When French-Khmer graphic artist Ing Phouséra or Séra, to use his pen name first started drawing comics about life under the Khmer Rouge, he didn't have a lot to go on. He had fled Cambodia as a teen in April 1975, when Phnom Penh fell to Pol Pot's forces, and had lived in Paris his whole adult life. Visual arts except in the service of propaganda were banned during the four years of Khmer Rouge oppression, leaving scant images of a period in which nearly 20% of Séra's compatriots died. So he used his imagination, and in 2005 tentatively staged an exhibition of the results in Phnom Penh his first back on home soil. "I was there with my drawing, talking about a period I didn't know," says Séra. But the gamble worked. "When Cambodians came to see it, they were shocked.
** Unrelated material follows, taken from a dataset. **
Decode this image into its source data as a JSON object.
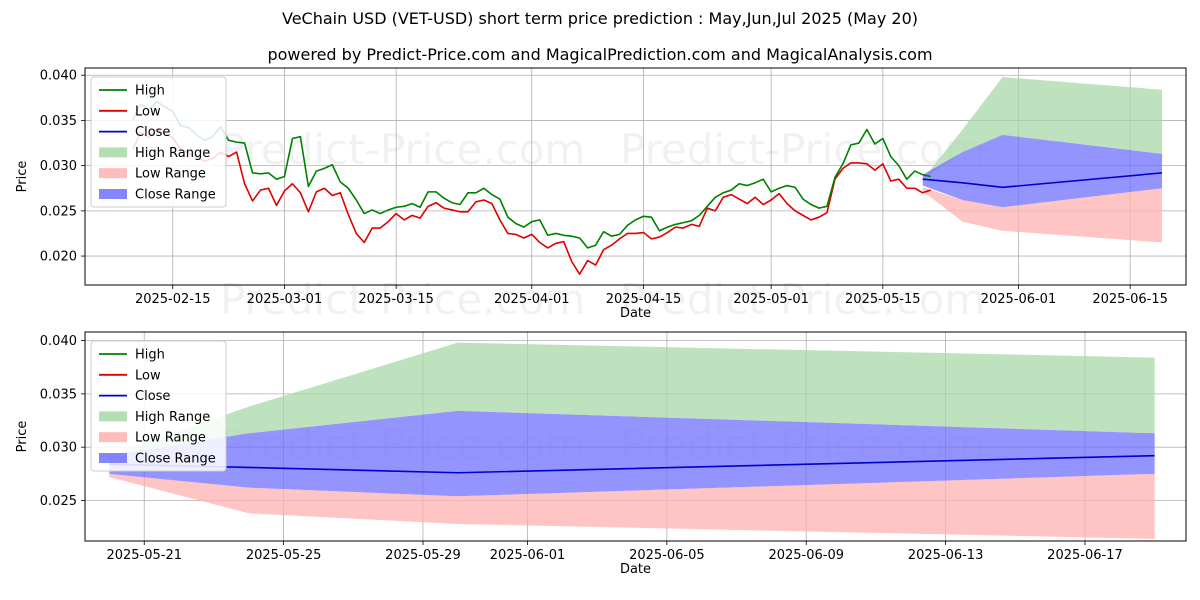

They said, 'It was like that.'"
Growing up in Phnom Penh between the worlds of his French mother and Khmer father, Séra routinely escaped into the pages of French comics, and again as a young refugee in Paris. Now the author of a dozen graphic novels three of which have been about Cambodia's war years he is working to rekindle Cambodia's interest in the art form. Since his debut showing in Phnom Penh, he has been regularly returning to the city of his boyhood to hold workshops for aspiring illustrators. "It's important to try to approach the reality of our times," he says. "This is a media that only needs a pen and paper to express something." He is also helping to publish the nation's first anthology of up-and-coming comic-book artists, (Re)géné Rations: The New Khmer Graphic Novel, due in June. In so doing, Séra and his collaborators are blowing the dust off a subculture that has endured decades of neglect.
Cambodia started printing domestic comics in the mid-1960s, according to Our Books, an organization that archives comics that survived the war and promotes comic-book culture in Cambodia. Though many of that generation of artists were killed, some survived the Khmer Rouge years by drawing agricultural plans for the regime, or sketching small portraits of soldiers in exchange for food. After the Vietnamese deposed Pol Pot in 1979, comics enjoyed a bright but fragile reemergence in the 1980s, gaining a foothold in Phnom Penh's markets before the onslaught of television, movies and video that coincided with Cambodia's ensuing recovery and development. Other Asian countries had comic-book cultures resilient enough to adapt to the explosion of electronic media; unable to do the same, Cambodia's artists produced work that lay unpublished in boxes and drawers.
That the revival of their fortunes should have begun halfway around the world, at Séra's Parisian drawing table, is not entirely surprising. "The Khmer diaspora has had interesting effects on Khmer culture," says John Weeks, the assistant managing editor at Our Books. Filmmakers and novelists who fled Cambodia have helped map out a record of its struggles, and émigré communities have been instrumental in keeping traditional dance and music alive after many of its best practitioners were persecuted. Séra obeyed the same impulses as many artistically minded exiles, but although he had been publishing his drawings since he was 13, it took years before comics were accepted as a suitable form for the weighty subjects he wanted to tackle.
Séra started his first graphic novel about Cambodia, Impasse et Rouge chronicling the years just before the Khmer Rouge in 1987, five years before Art Spiegelman's Maus would win a Pulitzer for its famous depiction of the Holocaust and demonstrate that gravitas and the graphic arts were not mutually exclusive. Impasse et Rouge wasn't published for almost another 12 years. Although the following two titles about Cambodia, L'Eau et la Terre (2005) and Lendemains de cendres (2007), were picked up in fairly quick succession by the major French comic publisher Delcourt, Séra has still not had the international success that "serious" comic books artists like Spiegelman, Daniel Clowes (Ghost World) and Marjane Satrapi (Persepolis) have enjoyed. He teaches drawing by day and works as a night porter at a Paris hotel to get by.
For Séra, returning to Cambodia every year thus offers a chance to draw new artistic energy from and pass on experience to the young artists he is mentoring. Like him, the contributors to (Re)géné Rations show a willingness to tackle tough subjects chief among them the trials of daily life in Cambodia. Developed during a series of workshops between 2005 and 2007, the students' panels, which range from simple black-and-white line drawings to detailed, full-color illustration, show street kids panhandling for change and people eking out other precarious livings, like a woman gathering lotus pods to sell in the city. Not that the artists will be better off if they intend to make a living from drawing alone. It's cheaper for small printers in Cambodia to publish a reprint of an older comic than to buy rights to a new story, and literacy rates in the country remain low. "People have the decks stacked against them a little bit," admits Weeks. For Séra, however, money has never been the point facing the difficult realities of the nation's present is, and that goes hand in hand with facing the atrocities of the past. "I try to give some sign of those times," he says. "I try to tell people: Don't forget."